Мы и наши возлюбленные (Макаров) - страница 19

Я смотрю Мише прямо в глаза спокойно и непрерывно, он теряется, и в голосе его проскальзывает внезапно неуверенность и уступка:

— Он ей тоже нравился, надо признать, — истина прежде всего…

— Так все-таки нравился, — торжествующе уточняет Маша.

— Нравился, сомнений нет. Но, — Миша вновь обрел уверенность, он уже гордится широтою своих взглядом, своею объективностью и пониманием человеческих отношений, — наш друг растерялся. Погряз в самокопании. Выяснял в дискуссии с самим собою, достоин ли он такой девушки. Не ошибка ли это судьбы? Не есть ли нарушение какой-либо высшей гармонии? Драма еще не началась, а он уже заранее проиграл весь сюжет, прикинул все возможные развязки. А когда наконец решился ими пренебречь, собрал волю в комок, оказалось, что уже поздно. Девушка не дождалась этого рокового момента. Ей открылись новые лирические перспективы.

— Вы хотите сказать, что она вышла замуж за вас? — уточняет Маша.

— Да, именно это я хочу сказать. У вас, Маша, безупречное чувство логики.

— И у тебя тоже, — смиренно признаю я. — Ты все правильно понял. Будем считать, что я действительно ничего не забыл. Прости, пожалуйста.

Миша морщится, подымает вверх широко раскрытые ладони в броском веселом жесте, означающем то ли шутливую сдачу, то ли джентльменски-спортивное прекращение состязаний.

— Перестань, что за разговор! Что за счеты между старыми друзьями! Стыдно слушать. Ты же знаешь, что Наталья к тебе прекрасно относится. Она, по-моему, до сих пор жалеет, что не вышла за тебя замуж. Честное слово.
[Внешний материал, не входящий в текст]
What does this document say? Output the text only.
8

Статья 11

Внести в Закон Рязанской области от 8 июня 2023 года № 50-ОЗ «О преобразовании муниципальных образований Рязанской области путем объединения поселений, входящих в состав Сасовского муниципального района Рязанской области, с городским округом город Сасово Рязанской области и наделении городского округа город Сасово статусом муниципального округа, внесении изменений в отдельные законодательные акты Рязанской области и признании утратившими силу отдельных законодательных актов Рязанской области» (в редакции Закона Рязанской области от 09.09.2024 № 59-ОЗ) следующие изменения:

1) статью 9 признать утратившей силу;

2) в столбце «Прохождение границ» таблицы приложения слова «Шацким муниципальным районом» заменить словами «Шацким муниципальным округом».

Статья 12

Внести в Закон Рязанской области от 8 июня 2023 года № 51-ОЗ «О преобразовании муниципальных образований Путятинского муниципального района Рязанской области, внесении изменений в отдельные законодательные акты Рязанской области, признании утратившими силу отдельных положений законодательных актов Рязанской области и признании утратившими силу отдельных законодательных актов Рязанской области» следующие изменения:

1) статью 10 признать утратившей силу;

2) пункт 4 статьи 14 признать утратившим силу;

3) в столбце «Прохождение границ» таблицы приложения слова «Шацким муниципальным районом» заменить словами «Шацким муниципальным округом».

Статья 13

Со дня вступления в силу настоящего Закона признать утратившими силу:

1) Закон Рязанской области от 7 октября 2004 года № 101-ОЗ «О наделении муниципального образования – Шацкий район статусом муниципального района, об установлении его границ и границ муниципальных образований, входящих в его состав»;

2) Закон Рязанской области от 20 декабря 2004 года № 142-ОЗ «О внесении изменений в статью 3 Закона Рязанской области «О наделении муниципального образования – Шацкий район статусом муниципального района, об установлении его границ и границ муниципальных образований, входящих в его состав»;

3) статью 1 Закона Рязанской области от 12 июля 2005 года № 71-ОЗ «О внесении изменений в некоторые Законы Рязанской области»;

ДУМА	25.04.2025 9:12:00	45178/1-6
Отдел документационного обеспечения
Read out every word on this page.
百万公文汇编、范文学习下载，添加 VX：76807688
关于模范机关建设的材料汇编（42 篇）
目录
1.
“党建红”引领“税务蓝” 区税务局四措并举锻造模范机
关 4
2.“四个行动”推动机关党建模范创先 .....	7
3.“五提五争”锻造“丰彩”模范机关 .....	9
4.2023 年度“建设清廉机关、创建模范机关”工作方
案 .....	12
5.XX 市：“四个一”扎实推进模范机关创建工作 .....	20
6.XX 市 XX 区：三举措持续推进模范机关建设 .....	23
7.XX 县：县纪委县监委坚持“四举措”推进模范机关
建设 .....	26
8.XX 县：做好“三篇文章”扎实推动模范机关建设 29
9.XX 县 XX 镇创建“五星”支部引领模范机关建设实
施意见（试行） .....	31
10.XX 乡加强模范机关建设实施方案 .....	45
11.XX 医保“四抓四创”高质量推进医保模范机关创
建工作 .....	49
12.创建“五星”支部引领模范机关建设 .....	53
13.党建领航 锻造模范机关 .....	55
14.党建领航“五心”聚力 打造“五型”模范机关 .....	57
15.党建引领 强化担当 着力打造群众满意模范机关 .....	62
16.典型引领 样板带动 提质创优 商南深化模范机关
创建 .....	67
Миша смеется. Я понимаю, на кого рассчитано это великодушие, эта невозмутимая сердечность, — на Машу, разумеется; странно — при мужественной красоте, при обаятельном оскале смех у Миши школьнический, хихикающий и высоковатый. А может быть, это только кажется мне, может быть, во мне говорит обида, или ревность, или еще какое-нибудь чувство, более позорное и утонченное, нежели зависть, хотя на нее и похожее, признаться в нем — все равно что расписаться в собственной ущербности, в неполноценности, второсортности, а для этого нет никаких основательных резонов.

Скорее наоборот, жизнь не обделила меня поводами для гордости и честолюбия, только я никогда не успевал ими воспользоваться. Я слишком поздно их замечал — случай с Наташей Рязанцевой в этом смысле классический.

Миша опять танцует какое-то пряное, знойное танго, вернувшееся в нынешний быт вместе с модой на довоенные широкие брюки, с Наташей на моих глазах он никогда так не танцевал. С Наташей он танцевал как на балу — целомудренно и возвышенно. Это было на школьных вечерах встреч, куда мы в первые институтские годы регулярно приходили. Наташа была младше нас на два года, я помню ее еще с восьмого класса, более красивой девочки я не видел никогда в жизни. Именно красивой, а не просто хорошенькой, или прелестной, или милой, — тут был иной счет, сообразный не с мимолетными стилями жизни, не со вкусами эстрады или кино, но со всею традицией российской духовности, с Пушкиным, с Блоком, с бегом тройки, с трехдольным каким-нибудь вальсом, раздувающим занавески. Я и воспринимал-то ее красоту отвлеченно, будто некую цитату из русской литературы, не связывая ее никоим образом с личными своими планами и надеждами. Я даже знаком с ней не был — ни в школьные годы, ни после, хотя встречал ее часто неподалеку от своего дома, тоненькую, замерзшую, с огромными глазами, в которых застыло отчаяние, заставляющее думать о гимназистках-народоволках, о роковом платке в муфте, о трагическом мартовском снеге и бог еще знает о чем. Впрочем, мне не до того было тогда. Я плохо жил в те годы, на рассвете, до начала лекций, разгружал на вокзалах почтовые вагоны, надрывался, мерз и мок, выбивался из сил, чуть не плакал от бессилия, пил на морозе с грузчиками обжигающую водку — сначала давился, а потом ничего, — а во время лекций, разморенный теплом и модуляциями профессорского голоса, блаженно клевал носом.